Concurrent changes in pressure pain of the cervicocranial muscles, an improved range of motion, and the THI results suggest that there is a relationship between the neck extensors and tinnitus symptoms. This is also supported by other evidence. For example, Michiels et al. showed that CST patients were more likely to have cervical spine dysfunction than patients without CST [34]. This is consistent with the theory of stimulus overload at the cranial nerve nuclei. The large amount of sensory information from tense neck muscles leads to cross-circuitry with the vestibular nucleus. However, it is not currently possible to establish a clear physiological causality. The clinical picture observed in the manual examination and the results of this study are consistent with the brainstem irritation model [15,16]. This shows that these are not independent symptoms. Rather, they are symptoms that can be triggered by a functional state of brainstem irritation.

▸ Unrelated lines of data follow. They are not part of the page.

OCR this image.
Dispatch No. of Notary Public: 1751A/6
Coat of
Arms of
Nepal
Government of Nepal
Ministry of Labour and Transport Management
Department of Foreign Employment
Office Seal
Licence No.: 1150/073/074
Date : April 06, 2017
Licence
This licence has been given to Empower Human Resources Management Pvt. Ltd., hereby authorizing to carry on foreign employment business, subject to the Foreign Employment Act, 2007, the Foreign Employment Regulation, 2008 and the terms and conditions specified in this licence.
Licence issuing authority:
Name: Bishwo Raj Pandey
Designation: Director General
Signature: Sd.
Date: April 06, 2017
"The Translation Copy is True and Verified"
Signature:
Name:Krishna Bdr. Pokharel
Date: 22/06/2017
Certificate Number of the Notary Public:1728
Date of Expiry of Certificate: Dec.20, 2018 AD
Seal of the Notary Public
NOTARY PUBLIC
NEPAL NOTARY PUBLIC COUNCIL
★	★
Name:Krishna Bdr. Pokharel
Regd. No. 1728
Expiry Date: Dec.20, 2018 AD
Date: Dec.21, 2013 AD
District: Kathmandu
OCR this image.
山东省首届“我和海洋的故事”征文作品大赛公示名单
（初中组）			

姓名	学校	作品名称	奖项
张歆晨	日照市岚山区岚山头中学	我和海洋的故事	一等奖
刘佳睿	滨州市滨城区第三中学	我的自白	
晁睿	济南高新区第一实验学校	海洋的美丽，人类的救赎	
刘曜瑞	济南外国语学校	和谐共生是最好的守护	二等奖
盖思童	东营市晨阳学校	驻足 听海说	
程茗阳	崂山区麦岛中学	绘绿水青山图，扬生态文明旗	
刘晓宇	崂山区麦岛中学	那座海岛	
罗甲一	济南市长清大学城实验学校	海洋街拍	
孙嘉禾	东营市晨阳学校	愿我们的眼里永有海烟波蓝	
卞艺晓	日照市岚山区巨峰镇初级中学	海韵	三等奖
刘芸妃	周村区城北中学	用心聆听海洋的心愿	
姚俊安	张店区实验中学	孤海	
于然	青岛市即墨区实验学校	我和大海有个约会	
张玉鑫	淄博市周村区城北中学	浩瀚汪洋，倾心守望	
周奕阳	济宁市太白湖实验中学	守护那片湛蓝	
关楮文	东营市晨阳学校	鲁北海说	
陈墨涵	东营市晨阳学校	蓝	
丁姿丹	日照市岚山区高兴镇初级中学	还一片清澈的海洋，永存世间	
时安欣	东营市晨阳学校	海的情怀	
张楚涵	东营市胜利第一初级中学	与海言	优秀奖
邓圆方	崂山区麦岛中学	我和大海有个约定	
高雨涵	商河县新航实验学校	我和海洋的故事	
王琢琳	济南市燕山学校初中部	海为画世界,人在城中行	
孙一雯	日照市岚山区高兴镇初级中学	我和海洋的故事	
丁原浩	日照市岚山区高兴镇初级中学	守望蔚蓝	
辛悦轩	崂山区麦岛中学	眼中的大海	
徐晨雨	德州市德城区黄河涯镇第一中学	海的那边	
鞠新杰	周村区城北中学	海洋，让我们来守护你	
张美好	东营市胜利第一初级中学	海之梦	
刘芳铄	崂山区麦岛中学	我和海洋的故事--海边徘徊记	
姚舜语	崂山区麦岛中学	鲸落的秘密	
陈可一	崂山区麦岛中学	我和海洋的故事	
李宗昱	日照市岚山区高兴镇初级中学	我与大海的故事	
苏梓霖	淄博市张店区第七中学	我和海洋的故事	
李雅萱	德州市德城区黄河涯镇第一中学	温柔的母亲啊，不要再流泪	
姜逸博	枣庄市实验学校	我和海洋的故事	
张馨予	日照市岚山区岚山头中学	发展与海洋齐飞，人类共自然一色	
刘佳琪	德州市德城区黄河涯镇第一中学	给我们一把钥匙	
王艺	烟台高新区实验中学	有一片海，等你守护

The study was conducted during the pandemic, which is one of its limitations. It is not possible to assess whether this had a positive or negative influence. However, it is clear that patients dropping out of the study due to SARS-CoV-2 infection negatively impacted the study. Furthermore, the additional training required for manual therapy was the only aspect of the therapeutic techniques that was pre-specified. Future studies should examine if different techniques have different effects on the muscles, how many treatments are effective, and how sustainable the intervention is. Further studies should also examine the role of individual muscles. For example, one group of patients could undergo treatment in the area of the neck extensors only, while another group could undergo treatment in the areas of the trapezius pars descendens and levator scapulae muscles only, or in other areas such as the masticatory muscles. This trial used a waitlist design. Further trials could compare an intervention group with a control group receiving usual physiotherapy care. Each assessment and examination was carried out by the same physician. Although this carries a risk of bias, it also ensures consistency in the professional assessment. Further objectification could be achieved by using a pressure pain measuring device (“Tissue Tension Meter”). As this study did not distinguish between primary and secondary tinnitus, it cannot be ruled out that this may have influenced the results. Therefore, future studies should include a full tinnitus diagnosis.
5. Conclusions
The study shows that manual therapy can effectively treat myofascial disorders of the head and neck and reduce tinnitus- and dizziness-related distress in a clinically significant way. In order to optimize the treatment of patients with CST, examination and treatment could be more targeted towards the muscles identified in the study.